Chicken Salad
Chicken Salad requires about 1 hour and 10 minutes from start to finish. Watching your figure? This gluten free, dairy free, and whole 30 recipe has 211 calories, 10g of protein, and 18g of fat per serving. This recipe serves 30. This recipe covers 8% of your daily requirements of vitamins and minerals. Head to the store and pick up ground pepper, skinned and boned chicken breasts, pepper, and a few other things to make it today.
Instructions
Place chicken breasts in a large skillet; add chicken broth. Cover and bring to a boil over high heat. Reduce heat to medium low, and simmer, covered, 30 minutes or until chicken is done.
Remove chicken from skillet, and let stand 15 minutes or until cool to touch. Shred chicken.
Combine shredded chicken, celery, water chestnuts, and next 3 ingredients in a large bowl.

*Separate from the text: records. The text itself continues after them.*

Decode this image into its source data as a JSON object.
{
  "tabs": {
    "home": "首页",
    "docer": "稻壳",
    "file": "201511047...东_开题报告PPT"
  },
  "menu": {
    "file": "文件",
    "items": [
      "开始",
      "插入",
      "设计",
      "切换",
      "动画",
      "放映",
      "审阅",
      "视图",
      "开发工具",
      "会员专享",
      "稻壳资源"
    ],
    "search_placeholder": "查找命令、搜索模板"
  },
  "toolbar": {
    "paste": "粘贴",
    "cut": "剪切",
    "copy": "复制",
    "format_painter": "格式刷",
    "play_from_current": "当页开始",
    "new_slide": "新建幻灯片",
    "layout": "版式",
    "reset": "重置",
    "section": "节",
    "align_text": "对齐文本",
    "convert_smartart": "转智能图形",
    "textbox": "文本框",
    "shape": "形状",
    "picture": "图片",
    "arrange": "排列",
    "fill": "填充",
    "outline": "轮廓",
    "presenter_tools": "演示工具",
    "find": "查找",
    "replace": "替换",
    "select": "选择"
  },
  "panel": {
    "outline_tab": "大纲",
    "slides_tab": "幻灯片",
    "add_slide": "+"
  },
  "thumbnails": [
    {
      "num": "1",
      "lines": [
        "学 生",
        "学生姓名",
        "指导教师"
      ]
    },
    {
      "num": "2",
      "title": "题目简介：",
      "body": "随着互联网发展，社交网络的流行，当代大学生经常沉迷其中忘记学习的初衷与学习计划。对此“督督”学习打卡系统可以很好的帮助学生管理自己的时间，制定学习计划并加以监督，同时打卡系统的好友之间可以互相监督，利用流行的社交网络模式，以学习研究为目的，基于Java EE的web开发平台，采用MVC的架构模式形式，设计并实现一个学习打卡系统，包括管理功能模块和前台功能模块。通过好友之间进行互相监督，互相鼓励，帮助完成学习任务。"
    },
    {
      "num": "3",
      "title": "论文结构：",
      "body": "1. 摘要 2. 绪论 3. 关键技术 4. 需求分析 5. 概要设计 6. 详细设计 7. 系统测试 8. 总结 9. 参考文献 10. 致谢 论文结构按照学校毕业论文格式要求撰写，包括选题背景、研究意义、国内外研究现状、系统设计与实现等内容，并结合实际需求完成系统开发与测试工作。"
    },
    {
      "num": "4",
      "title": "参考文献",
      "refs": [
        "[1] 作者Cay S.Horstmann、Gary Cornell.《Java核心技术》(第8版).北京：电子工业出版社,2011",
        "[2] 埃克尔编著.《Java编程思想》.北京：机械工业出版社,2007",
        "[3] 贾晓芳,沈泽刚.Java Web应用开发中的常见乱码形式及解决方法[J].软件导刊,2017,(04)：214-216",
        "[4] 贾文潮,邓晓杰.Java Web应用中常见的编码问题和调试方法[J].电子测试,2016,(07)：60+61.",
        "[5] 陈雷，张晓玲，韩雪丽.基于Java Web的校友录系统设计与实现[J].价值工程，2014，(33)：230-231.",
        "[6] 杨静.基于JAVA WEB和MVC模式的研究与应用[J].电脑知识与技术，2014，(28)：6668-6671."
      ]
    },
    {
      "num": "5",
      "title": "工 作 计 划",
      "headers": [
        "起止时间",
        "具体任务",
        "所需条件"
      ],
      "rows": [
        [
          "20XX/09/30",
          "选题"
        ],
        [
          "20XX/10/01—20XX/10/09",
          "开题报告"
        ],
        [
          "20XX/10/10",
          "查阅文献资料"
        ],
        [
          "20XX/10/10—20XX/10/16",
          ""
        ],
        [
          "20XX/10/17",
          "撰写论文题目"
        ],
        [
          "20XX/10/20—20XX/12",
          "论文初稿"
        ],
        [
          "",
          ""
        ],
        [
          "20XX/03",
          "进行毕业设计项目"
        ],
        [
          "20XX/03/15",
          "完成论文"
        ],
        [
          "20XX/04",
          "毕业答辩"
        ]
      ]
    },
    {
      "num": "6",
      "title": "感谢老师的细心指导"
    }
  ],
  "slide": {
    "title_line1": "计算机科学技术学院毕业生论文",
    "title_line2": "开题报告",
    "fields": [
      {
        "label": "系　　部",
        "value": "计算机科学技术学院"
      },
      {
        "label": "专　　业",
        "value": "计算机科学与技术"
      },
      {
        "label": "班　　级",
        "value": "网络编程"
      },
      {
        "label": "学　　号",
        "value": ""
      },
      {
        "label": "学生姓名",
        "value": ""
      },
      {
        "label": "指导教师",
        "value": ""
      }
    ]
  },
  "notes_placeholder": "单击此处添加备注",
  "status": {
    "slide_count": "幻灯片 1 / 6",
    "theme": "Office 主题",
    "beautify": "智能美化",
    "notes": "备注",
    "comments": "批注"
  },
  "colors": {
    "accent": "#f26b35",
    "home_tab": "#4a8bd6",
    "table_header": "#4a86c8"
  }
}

Stir together mayonnaise, ground red pepper, salt, and white pepper until well blended; spoon over shredded chicken mixture, stirring to coat. Cover and chill at least 4 hours.
Shrimp Salad: Substitute 3 pounds chopped cooked shrimp for chicken breasts and broth. Do not cook. Reduce mayonnaise to 2 cups and salt to 1/4 teaspoon. Proceed with recipe as directed.